The stories he’s heard from organisations working with people living in poverty have really inspired him. He goes home feeling empowered to change the world and starts telling his friends about the stuff he’s learnt. He asks them to sign a petition which he’ll send to his MP in a couple of months.
It’s six months later and Jake is feeling a little deflated. He can’t remember half the teaching from the summer and is struggling with being the only Christian he knows at university. He’s overwhelmed with his studies and feels he doesn’t have time or energy for anything else. Finding the perfect church was fruitless so he only goes every now and again. The petition got chucked out the window months ago; he didn’t think enough people had signed it anyway.
We all have intense, fired up moments in our relationship with God that seem to fizzle out as time wears on.
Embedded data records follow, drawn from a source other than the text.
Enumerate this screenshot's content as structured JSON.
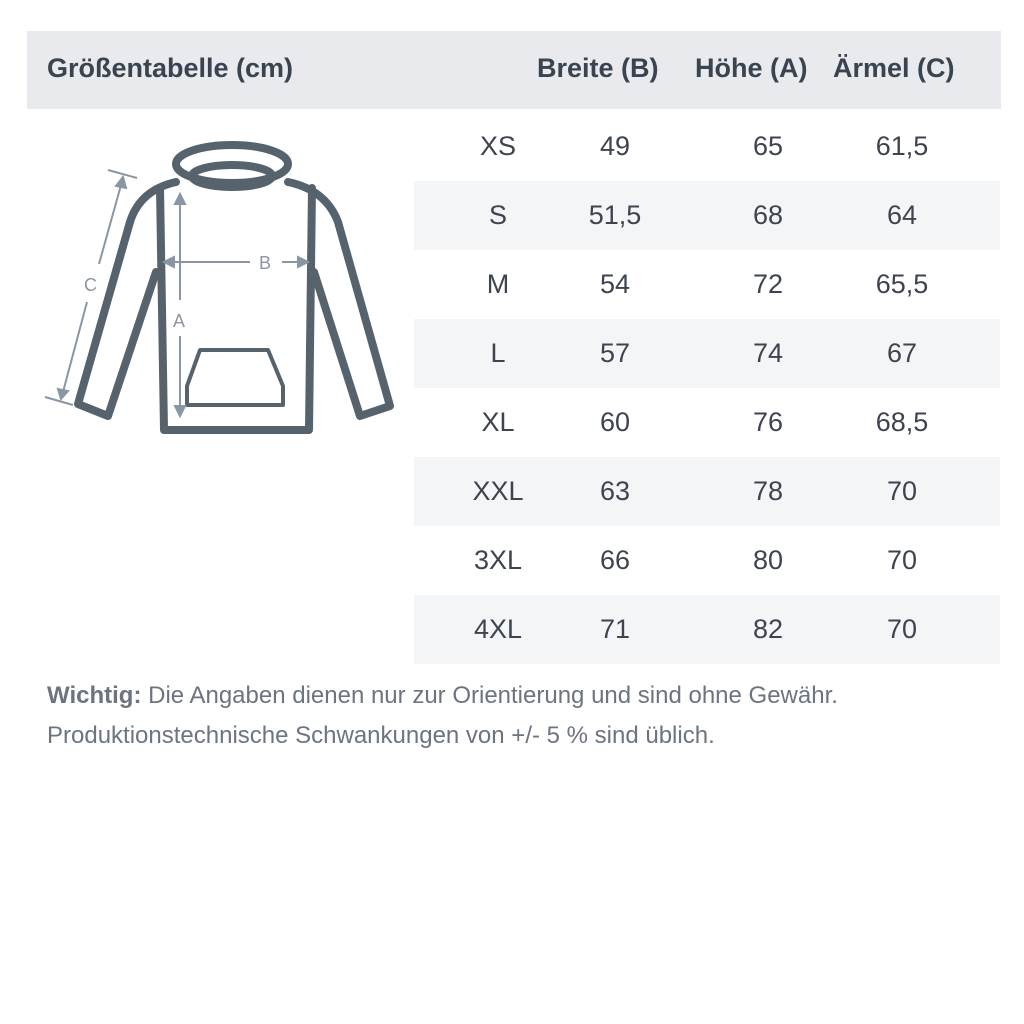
{
  "header": {
    "title": "Größentabelle (cm)",
    "col_breite": "Breite (B)",
    "col_hoehe": "Höhe (A)",
    "col_aermel": "Ärmel (C)"
  },
  "figure": {
    "label_a": "A",
    "label_b": "B",
    "label_c": "C"
  },
  "rows": [
    {
      "size": "XS",
      "breite": "49",
      "hoehe": "65",
      "aermel": "61,5"
    },
    {
      "size": "S",
      "breite": "51,5",
      "hoehe": "68",
      "aermel": "64"
    },
    {
      "size": "M",
      "breite": "54",
      "hoehe": "72",
      "aermel": "65,5"
    },
    {
      "size": "L",
      "breite": "57",
      "hoehe": "74",
      "aermel": "67"
    },
    {
      "size": "XL",
      "breite": "60",
      "hoehe": "76",
      "aermel": "68,5"
    },
    {
      "size": "XXL",
      "breite": "63",
      "hoehe": "78",
      "aermel": "70"
    },
    {
      "size": "3XL",
      "breite": "66",
      "hoehe": "80",
      "aermel": "70"
    },
    {
      "size": "4XL",
      "breite": "71",
      "hoehe": "82",
      "aermel": "70"
    }
  ],
  "note": {
    "bold": "Wichtig:",
    "line1": " Die Angaben dienen nur zur Orientierung und sind ohne Gewähr.",
    "line2": "Produktionstechnische Schwankungen von +/- 5 % sind üblich."
  },
  "colors": {
    "header_bg": "#e9eaee",
    "stripe": "#f4f5f7",
    "outline": "#56636c",
    "dimension": "#8a96a3"
  }
}
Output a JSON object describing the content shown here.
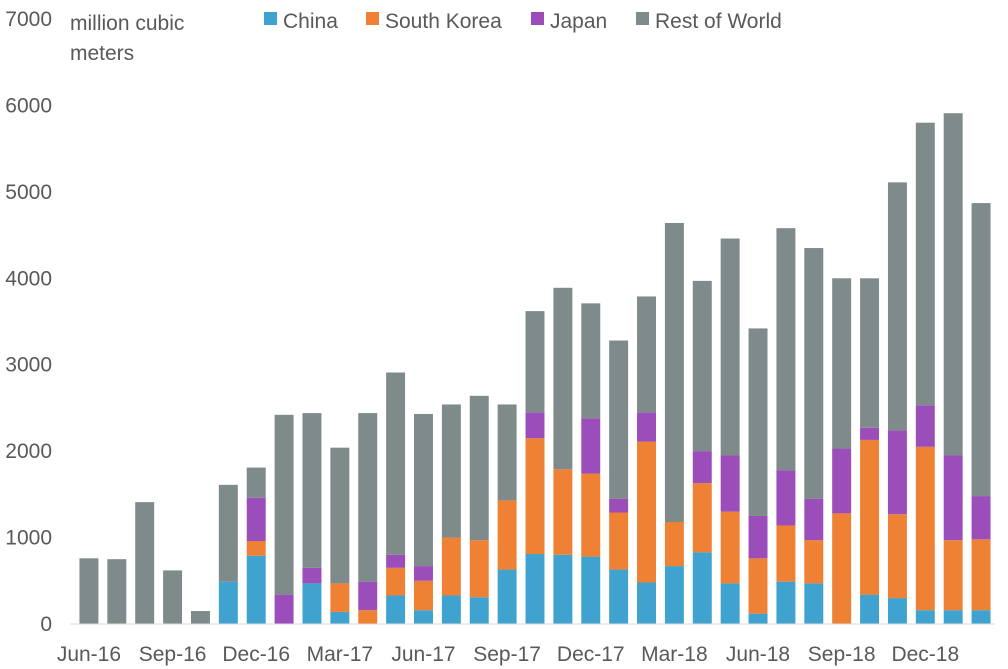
{
  "chart_data": {
    "type": "bar",
    "stacked": true,
    "unit_label": [
      "million cubic",
      "meters"
    ],
    "ylim": [
      0,
      7000
    ],
    "yticks": [
      0,
      1000,
      2000,
      3000,
      4000,
      5000,
      6000,
      7000
    ],
    "grid": false,
    "legend_position": "top",
    "categories": [
      "Jun-16",
      "Jul-16",
      "Aug-16",
      "Sep-16",
      "Oct-16",
      "Nov-16",
      "Dec-16",
      "Jan-17",
      "Feb-17",
      "Mar-17",
      "Apr-17",
      "May-17",
      "Jun-17",
      "Jul-17",
      "Aug-17",
      "Sep-17",
      "Oct-17",
      "Nov-17",
      "Dec-17",
      "Jan-18",
      "Feb-18",
      "Mar-18",
      "Apr-18",
      "May-18",
      "Jun-18",
      "Jul-18",
      "Aug-18",
      "Sep-18",
      "Oct-18",
      "Nov-18",
      "Dec-18",
      "Jan-19",
      "Feb-19"
    ],
    "x_tick_labels": [
      "Jun-16",
      "Sep-16",
      "Dec-16",
      "Mar-17",
      "Jun-17",
      "Sep-17",
      "Dec-17",
      "Mar-18",
      "Jun-18",
      "Sep-18",
      "Dec-18"
    ],
    "series": [
      {
        "name": "China",
        "color": "#3fa2cf",
        "values": [
          0,
          0,
          0,
          0,
          0,
          490,
          790,
          0,
          470,
          140,
          0,
          330,
          160,
          330,
          310,
          630,
          810,
          800,
          780,
          630,
          480,
          670,
          830,
          470,
          120,
          490,
          470,
          0,
          340,
          300,
          160,
          160,
          160
        ]
      },
      {
        "name": "South Korea",
        "color": "#ee8133",
        "values": [
          0,
          0,
          0,
          0,
          0,
          0,
          170,
          0,
          0,
          330,
          160,
          320,
          340,
          670,
          660,
          800,
          1340,
          990,
          960,
          660,
          1630,
          510,
          800,
          830,
          640,
          650,
          500,
          1280,
          1790,
          970,
          1890,
          810,
          820
        ]
      },
      {
        "name": "Japan",
        "color": "#9b4dba",
        "values": [
          0,
          0,
          0,
          0,
          0,
          0,
          500,
          340,
          180,
          0,
          330,
          150,
          170,
          0,
          0,
          0,
          300,
          0,
          640,
          160,
          340,
          0,
          370,
          650,
          490,
          640,
          480,
          750,
          140,
          970,
          480,
          980,
          500
        ]
      },
      {
        "name": "Rest of World",
        "color": "#7f8a8a",
        "values": [
          760,
          750,
          1410,
          620,
          150,
          1120,
          350,
          2080,
          1790,
          1570,
          1950,
          2110,
          1760,
          1540,
          1670,
          1110,
          1170,
          2100,
          1330,
          1830,
          1340,
          3460,
          1970,
          2510,
          2170,
          2800,
          2900,
          1970,
          1730,
          2870,
          3270,
          3960,
          3390
        ]
      }
    ]
  }
}
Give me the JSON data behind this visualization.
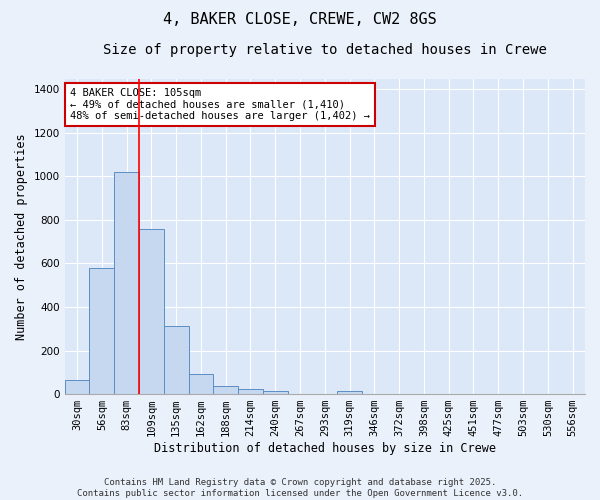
{
  "title_line1": "4, BAKER CLOSE, CREWE, CW2 8GS",
  "title_line2": "Size of property relative to detached houses in Crewe",
  "xlabel": "Distribution of detached houses by size in Crewe",
  "ylabel": "Number of detached properties",
  "bar_color": "#c5d8f0",
  "bar_edge_color": "#5b8ec4",
  "background_color": "#dce8f8",
  "fig_background_color": "#eaf1fb",
  "grid_color": "#ffffff",
  "categories": [
    "30sqm",
    "56sqm",
    "83sqm",
    "109sqm",
    "135sqm",
    "162sqm",
    "188sqm",
    "214sqm",
    "240sqm",
    "267sqm",
    "293sqm",
    "319sqm",
    "346sqm",
    "372sqm",
    "398sqm",
    "425sqm",
    "451sqm",
    "477sqm",
    "503sqm",
    "530sqm",
    "556sqm"
  ],
  "values": [
    65,
    580,
    1020,
    760,
    315,
    90,
    38,
    22,
    14,
    0,
    0,
    14,
    0,
    0,
    0,
    0,
    0,
    0,
    0,
    0,
    0
  ],
  "ylim": [
    0,
    1450
  ],
  "yticks": [
    0,
    200,
    400,
    600,
    800,
    1000,
    1200,
    1400
  ],
  "red_line_bin_index": 3,
  "annotation_text": "4 BAKER CLOSE: 105sqm\n← 49% of detached houses are smaller (1,410)\n48% of semi-detached houses are larger (1,402) →",
  "annotation_box_facecolor": "#ffffff",
  "annotation_box_edgecolor": "#cc0000",
  "footer_line1": "Contains HM Land Registry data © Crown copyright and database right 2025.",
  "footer_line2": "Contains public sector information licensed under the Open Government Licence v3.0.",
  "title_fontsize": 11,
  "subtitle_fontsize": 10,
  "axis_label_fontsize": 8.5,
  "tick_fontsize": 7.5,
  "annotation_fontsize": 7.5,
  "footer_fontsize": 6.5
}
In the moments of bold and reckless faith we get our teeth stuck in at every opportunity; we help at the church bake sale, plop our loose change in the charity box, and get involved in the fundraiser for an orphanage in Africa. Our feelings of intense commitment and passion in our relationship with God overflow into action.
What happens when we don’t feel the passion and excitement any more? Those good things that we were doing tend to stop. We just don’t feel motivated to do them any more. The small lifestyle changes – buying the fairtrade coffee, signing the petition, wasting less – are easily forgotten. The equation often ends up looking like this: no feeling = no action.
The reality is that sometimes we need to do things because they need to be done. The gravity of a situation moves us beyond whether we’re spiritually tired, financially drained or low on confidence and just screams ‘it’s not okay that the world is like this!’ And we must respond. Action can’t wait on the feeling any longer. The world is moving too fast, the stab of injustice comes all too regularly, and we cannot be found still rooted to the spot, waiting for ‘the feeling’ to come. We act, because the situation requires action.
But it is helpful and human to have something to motivate and inspire us. Moments where we take something very ordinary and turn it upside-down, that can cultivate within us a deep sense of empathy which helps drive us to action. Washing an item of clothing by hand, eating only rice and beans for a week, sleeping on the floor for a night. By moving ourselves to stand in solidarity with others, we plant a seed of ‘feeling’ that has a depth beyond any hyper-injection of passion, because it is built on a foundation of intentional choices. More than knowing the facts about poverty in our heads, we feel the sting of poverty in our bodies. We are physically moved by the reality of thirst and hunger; we feel empathy. And this drives us to action again. When we get stuck in this cycle we don’t just want to change the world, we become the kind of people who will change the world.